The online server DBS-Pred provides two types of predictions. First, it calculates the residue composition in a given sequence and then makes the prediction about its likelihood to bind DNA, as described in methods' section. Next step of prediction pertains to the probable locations of binding sites at user's choice of sensitivity. Training all the available data for a sufficiently long time and using different biases in the error function produced network weights for both these predictions. The use if a biased error function during neural network training enabled us to provide three levels of sensitivity in the prediction of binding sites. Online predictions, for example, may be made at a high sensitivity, which will be useful in eliminating highly unlikely binding sites. Default predictions of binding sites have been allowed to bias towards over predictions, whereas a third level of predictions is provided which is stricter in predictions. Prediction accuracy scores of binding sites in sensitive, medium and strict-level for the whole data of 62 proteins are presented in Table 1. Prediction of binding sites using this option will return only the sites with high probability to bind and may miss a significant number of sites. It may be noted that this method of online predictions will be useful when no significant homology of the binding proteins is observed with any DNA-binding protein sequence.
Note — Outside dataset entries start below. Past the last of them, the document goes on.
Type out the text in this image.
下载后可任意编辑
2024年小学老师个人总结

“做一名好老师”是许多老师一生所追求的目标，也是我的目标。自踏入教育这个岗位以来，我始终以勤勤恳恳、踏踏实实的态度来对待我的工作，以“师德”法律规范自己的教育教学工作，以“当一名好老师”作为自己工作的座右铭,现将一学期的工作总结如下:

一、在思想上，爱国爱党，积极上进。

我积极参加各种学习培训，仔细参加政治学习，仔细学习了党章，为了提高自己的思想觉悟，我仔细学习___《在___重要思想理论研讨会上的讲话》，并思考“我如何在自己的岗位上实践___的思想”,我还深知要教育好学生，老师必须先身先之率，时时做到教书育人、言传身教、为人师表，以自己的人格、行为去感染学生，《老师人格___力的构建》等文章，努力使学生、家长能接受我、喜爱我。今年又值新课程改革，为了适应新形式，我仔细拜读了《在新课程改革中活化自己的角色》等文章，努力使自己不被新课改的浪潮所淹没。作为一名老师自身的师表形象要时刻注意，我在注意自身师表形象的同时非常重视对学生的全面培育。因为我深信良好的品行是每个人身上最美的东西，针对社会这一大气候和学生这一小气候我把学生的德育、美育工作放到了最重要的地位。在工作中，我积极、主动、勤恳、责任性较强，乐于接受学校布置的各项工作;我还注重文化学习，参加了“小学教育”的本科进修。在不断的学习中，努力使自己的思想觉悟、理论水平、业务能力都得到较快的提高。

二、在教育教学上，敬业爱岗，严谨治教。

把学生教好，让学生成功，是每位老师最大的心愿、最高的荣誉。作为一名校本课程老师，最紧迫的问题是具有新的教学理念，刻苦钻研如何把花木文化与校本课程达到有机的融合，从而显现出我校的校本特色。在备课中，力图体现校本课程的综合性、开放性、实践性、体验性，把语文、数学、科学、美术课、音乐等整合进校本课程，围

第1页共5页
Probabilities of DNA-binding, obtained by this predictor for the 62 sequences used in this paper have been provided in the website, which would enable a users to estimate the degree of confidence in their predictions. On the second level of prediction, amino acid composition of proteins has been used as the main feature, determining binding. Neural networks trained to separate nearly 1000 DNA-binding proteins from a control data of size nearly three times this, we could obtain a prediction of probability of DNA-binding for a given amino acid sequence. If proteins with more thatn 50% probability of binding were to be designated DNA-binding proteins, we obtained accuracy scores for this data set, presented in Table 2.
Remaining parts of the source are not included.